M: What do those priorities ought to be as you accommodate for growing admission rates yet still want to maintain affordability?

P: Well look, I think actually they support each other. Expansion of opportunity and affordability should come hand-in-hand. And so we really have to dig deep on what the different revenue streams that the university have and how to align them in a student-centric way. And so today’s conversation was significant in that way. I think some of the questions raised were really digging deeply at what some of the impacts are when folks suggest the increases as a solution. I think the more distant you are from student reality, a $270 or $280 increase seems insignificant. When you are in touch with the reality the students are living with, you know how drastic the difference of $280 is, right? So for me I look at a $270 or $280 fee increase and I know that that’s a real difference in the quality of life for students. A student that’s on the edge of being able to feed themselves, gets pushed over the edge. A student that’s at the edge of being homeless for a portion or an entirety of a school year, that’s ($280) the difference. And so I think having these conversations, having an engagement makes sure that those folks who are making decisions — my colleagues on the board and myself — have a better understanding of the impact of the decisions that we make.

M: You mention homelessness, you mention hunger and these are recurring issues throughout colleges and universities and particularly UC campuses, for which the rates are growing as student admission grows. How do you feel we can mitigate these issues as they continue to persist?

P: So we … part of it is, their response is, ‘When there’s an increase in tuition, there is an increase in financial aid.’ Well that’s fine if you’re fixing financial aid for the real me. So having a conversation about the actual, real cost of attendance means you adjust to what it means to have significant, enough financial aid. Asking the question about whether the self-help requirement that we currently assume is the right number is important as well. So, you know, I used to, when I was in the legislature, I had a district whose median household income was $26,800. When you’re family is making $26,800 and you’re expected to do $10,000 of self-help, that’s an astronomical number. That’s very different than the impact of when your family is making $200,000 a year. And so these conversations move the dial. I hope that we’re gonna’ have a conversation about resetting what it is we’re trying to correct for in financial aid and making sure that we’re aiming toward having the appropriate level of financial aid for the real need that students have, not a formula that’s existed for a long time. Is the formula the right formula? Are we addressing the totality of the need of students?
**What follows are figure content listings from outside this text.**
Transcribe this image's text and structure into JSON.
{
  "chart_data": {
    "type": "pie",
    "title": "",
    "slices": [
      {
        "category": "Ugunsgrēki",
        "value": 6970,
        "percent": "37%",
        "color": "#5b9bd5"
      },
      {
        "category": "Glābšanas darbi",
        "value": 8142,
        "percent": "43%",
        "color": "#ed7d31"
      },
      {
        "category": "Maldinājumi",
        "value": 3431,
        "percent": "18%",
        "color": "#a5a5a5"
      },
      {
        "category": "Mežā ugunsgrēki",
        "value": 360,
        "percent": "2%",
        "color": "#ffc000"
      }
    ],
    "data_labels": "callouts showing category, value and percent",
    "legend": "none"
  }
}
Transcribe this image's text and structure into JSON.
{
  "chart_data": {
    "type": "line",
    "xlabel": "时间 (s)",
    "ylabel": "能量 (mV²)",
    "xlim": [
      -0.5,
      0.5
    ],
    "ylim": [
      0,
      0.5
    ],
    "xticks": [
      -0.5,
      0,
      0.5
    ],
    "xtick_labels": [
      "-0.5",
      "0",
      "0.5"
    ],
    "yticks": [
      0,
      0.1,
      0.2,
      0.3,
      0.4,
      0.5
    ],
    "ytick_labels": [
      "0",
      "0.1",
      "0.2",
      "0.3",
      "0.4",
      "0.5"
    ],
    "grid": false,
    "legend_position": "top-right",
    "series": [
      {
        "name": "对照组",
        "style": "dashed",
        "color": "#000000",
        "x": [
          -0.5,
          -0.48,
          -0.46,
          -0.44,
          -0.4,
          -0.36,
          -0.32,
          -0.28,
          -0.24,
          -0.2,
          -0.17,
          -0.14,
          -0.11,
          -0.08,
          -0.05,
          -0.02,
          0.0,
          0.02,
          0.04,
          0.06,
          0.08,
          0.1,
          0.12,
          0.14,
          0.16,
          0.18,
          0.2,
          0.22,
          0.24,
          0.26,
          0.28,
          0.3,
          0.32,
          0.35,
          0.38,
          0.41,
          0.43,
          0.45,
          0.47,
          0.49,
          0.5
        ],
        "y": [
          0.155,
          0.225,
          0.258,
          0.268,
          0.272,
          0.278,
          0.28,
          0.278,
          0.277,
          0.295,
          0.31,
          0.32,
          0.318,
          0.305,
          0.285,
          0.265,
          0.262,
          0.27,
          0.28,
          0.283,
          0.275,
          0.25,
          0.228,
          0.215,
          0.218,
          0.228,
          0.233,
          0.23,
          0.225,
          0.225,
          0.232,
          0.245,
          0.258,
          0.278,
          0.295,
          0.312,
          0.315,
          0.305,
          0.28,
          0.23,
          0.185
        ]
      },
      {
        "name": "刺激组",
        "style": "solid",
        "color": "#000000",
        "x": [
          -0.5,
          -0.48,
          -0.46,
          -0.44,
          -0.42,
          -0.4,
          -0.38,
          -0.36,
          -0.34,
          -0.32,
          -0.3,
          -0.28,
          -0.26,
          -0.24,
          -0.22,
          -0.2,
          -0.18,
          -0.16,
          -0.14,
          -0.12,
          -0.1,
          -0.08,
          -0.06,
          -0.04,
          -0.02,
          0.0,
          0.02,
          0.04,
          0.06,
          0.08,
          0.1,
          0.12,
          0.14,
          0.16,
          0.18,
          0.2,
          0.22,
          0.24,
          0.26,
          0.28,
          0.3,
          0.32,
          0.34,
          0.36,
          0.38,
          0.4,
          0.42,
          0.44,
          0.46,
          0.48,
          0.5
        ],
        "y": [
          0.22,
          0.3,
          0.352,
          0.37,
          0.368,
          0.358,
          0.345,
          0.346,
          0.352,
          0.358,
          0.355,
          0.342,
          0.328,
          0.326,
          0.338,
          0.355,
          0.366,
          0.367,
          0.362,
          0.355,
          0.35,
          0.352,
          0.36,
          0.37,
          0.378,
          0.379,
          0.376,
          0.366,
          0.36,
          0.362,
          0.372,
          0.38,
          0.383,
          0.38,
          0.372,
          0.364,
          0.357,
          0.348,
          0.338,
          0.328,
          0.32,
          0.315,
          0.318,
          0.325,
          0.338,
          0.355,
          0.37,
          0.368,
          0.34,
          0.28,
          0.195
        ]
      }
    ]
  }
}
That’s gotta’ be foundational before we make any moves to have any shift in tuition at all.

M: What kind of changes would you want to see made to that traditional formula?

P: Well so I think the first question is getting our hands around the different costs, the different campuses and the reality students are facing. And the second is getting a better sense of the real impact of the self-help number and not only what it means to students we already have, but what it means to students in terms of sticker shock for students that we’d like to have.

M: Student voices are important for both sides, I believe, what do you think is the most effective way for those voices to be heard and to be heard in an effective manner?

P: See I don’t think that’s for me to decide. I think that’s for students to decide what they think the most effective way to express themselves are. It’s for me to be receptive to whatever way those voices are expressed and it’s for students to make the decision on what they think is the most impactful way to communicate. I think I’m somebody who is actively trying to listen and I think students have to figure out what messages that they’re able to communicate that get heard by different subsets of the regents and then figure out what combinations of communications that they use to have the greatest impact. But that’s a decision for students to make, not for us to impose on students.